DEAŞ’ın Kobane kuşatması ve PYD’nin direnişi, önemli değişimlere neden oldu. Batı, direnişçilere silah ve askeri yardım yaptı. Türkiye de sınır kapılarını PYD’ye açarak, destek verdi.

Kürtlerin açmazı

PYD (ve belki de PKK) kendi tarihinde örneği olmayan boyutta bir uluslararası desteğe sahip. Diğer yandan PYD, bölge devletleri üzerinde ürkütücü bir “bölünme sendromu”nu tetikliyor.

Ankara, PKK'nın bir kolu olarak gördüğü PYD'nin bu ölçüde meşrulaştırılmasını tepki ve öfkeyle karşılıyor. Washington, büyük olasılıkla, şu aşamada, bölgedeki güçlü müttefiki Türkiye’yi tamamen küstürecek bir adım atmamaya özen gösterecek...

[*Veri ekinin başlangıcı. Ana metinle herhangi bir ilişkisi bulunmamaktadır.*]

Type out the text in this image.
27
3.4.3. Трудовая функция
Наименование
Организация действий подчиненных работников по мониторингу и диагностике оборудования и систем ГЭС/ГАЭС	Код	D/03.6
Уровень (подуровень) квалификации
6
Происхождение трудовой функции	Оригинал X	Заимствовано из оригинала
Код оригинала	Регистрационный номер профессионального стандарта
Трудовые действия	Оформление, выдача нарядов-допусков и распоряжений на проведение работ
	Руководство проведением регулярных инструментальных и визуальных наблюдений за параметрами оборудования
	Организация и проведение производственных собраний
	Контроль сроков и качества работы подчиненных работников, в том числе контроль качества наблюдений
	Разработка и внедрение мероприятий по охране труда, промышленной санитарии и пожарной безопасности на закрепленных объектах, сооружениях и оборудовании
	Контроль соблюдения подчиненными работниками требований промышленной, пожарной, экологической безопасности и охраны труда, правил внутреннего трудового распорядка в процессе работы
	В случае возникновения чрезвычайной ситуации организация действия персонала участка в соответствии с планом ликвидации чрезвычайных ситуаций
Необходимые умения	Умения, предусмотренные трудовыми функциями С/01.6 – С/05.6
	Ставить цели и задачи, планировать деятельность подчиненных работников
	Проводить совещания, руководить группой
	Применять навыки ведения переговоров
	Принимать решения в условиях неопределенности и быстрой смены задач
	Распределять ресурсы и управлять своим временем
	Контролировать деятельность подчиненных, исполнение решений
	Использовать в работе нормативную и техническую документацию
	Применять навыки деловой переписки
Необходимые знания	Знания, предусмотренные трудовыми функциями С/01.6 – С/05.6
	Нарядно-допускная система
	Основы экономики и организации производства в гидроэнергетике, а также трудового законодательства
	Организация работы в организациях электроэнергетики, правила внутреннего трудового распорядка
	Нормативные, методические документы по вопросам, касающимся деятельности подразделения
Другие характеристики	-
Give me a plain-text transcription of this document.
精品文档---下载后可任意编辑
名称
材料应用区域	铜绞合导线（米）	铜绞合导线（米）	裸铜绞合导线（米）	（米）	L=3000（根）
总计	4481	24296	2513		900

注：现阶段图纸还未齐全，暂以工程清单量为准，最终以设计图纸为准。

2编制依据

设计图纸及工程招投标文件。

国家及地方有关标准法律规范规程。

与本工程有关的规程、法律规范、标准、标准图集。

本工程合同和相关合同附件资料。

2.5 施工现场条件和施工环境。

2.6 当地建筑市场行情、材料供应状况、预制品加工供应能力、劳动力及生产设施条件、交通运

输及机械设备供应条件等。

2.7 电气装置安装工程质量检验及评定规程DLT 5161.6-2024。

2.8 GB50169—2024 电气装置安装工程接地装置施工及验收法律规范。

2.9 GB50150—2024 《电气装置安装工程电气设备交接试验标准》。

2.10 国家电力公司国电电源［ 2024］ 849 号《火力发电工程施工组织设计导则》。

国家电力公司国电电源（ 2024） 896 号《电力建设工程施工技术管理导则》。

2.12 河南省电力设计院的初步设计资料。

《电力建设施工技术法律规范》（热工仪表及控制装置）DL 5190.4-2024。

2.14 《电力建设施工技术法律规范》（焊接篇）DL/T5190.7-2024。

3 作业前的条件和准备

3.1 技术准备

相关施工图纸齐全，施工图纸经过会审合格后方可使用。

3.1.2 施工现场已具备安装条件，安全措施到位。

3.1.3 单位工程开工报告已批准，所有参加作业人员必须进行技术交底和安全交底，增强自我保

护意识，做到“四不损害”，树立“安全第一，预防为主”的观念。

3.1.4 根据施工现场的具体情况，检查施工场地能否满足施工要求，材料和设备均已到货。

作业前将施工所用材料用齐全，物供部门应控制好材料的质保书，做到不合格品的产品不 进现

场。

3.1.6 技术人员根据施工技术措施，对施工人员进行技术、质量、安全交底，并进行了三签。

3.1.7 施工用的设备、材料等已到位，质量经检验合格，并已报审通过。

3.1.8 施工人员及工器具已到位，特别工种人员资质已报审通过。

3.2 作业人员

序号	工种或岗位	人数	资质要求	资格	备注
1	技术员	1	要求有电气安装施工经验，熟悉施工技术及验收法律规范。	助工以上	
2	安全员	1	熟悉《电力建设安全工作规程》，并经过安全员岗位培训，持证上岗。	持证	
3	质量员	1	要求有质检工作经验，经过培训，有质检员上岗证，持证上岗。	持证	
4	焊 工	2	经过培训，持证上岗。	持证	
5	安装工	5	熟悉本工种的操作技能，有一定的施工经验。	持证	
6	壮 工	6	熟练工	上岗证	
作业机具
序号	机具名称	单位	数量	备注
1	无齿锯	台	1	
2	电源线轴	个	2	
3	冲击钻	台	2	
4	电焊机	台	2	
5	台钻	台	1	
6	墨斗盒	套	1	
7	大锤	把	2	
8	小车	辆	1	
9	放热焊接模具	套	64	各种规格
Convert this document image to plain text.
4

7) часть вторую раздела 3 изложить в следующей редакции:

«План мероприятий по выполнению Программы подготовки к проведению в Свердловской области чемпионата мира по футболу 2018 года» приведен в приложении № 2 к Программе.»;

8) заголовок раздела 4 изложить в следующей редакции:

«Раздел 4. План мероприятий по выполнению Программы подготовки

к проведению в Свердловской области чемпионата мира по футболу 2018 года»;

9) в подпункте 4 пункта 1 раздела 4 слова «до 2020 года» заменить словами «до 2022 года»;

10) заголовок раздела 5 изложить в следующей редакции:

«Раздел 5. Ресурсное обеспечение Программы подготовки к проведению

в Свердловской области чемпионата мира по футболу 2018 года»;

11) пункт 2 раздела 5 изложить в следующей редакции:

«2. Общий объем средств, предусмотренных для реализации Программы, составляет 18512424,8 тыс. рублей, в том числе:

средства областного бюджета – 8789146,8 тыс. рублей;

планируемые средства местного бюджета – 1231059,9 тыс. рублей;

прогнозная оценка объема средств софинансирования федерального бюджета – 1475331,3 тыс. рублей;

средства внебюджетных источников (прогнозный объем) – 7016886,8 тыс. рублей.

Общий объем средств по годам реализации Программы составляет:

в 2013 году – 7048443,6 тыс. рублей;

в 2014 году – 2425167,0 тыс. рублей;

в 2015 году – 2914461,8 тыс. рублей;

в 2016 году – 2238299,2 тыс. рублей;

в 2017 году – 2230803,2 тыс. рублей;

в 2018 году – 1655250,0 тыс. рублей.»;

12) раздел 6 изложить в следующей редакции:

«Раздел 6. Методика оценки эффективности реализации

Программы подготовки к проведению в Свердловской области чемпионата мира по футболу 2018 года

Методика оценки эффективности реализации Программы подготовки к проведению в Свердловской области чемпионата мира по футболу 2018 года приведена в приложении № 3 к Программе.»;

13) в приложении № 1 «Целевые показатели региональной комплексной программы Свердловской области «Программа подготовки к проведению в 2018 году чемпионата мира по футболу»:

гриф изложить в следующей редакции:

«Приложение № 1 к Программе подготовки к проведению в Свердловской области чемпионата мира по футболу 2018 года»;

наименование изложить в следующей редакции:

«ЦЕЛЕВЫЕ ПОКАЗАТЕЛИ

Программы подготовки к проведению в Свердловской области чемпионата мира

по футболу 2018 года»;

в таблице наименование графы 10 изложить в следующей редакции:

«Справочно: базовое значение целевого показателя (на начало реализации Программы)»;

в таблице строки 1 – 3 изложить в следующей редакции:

Muhtemel bir senaryoya göre; ABD, PKK’nın, Türkiye’deki silahlı eylemlerini durdurması ve silahlı eylemcilerin yurtdışına çıkması karşılığında; Türkiye’yi, “PYD ile yeniden bir ilişki kurmaya” ikna etmeyi hedefliyor. Türkiye’de silahlar susacak, karşılığında PYD ile Türkiye arasındaki düşmanlık ortadan kalkacak ve yeni bir ilişkiler ağı kurulacak. Böyle bakarsak, Ankara-Washington arasında bir “kazan-kazan” siyaseti gündeme gelebilecek...

Önümüzdeki haftalarda, tablo biraz daha netleşecek. Bir çok şey, su yüzünde görünenden farklı yönde seyrediyor olabilir.

İki mağdur öğretmen ölümün sınırında

Kanun Hükmünde Kararnamelerle ihraç edilen Konya Selçuk Üniversitesi öğretim görevlisi Nuriye Gülmen ve sınıf öğretmeni Semih Özakça, açlık grevinde 63. günü doldurdu. Umarız, uğradıkları haksızlık sona erer ve yeniden hayata dönerler.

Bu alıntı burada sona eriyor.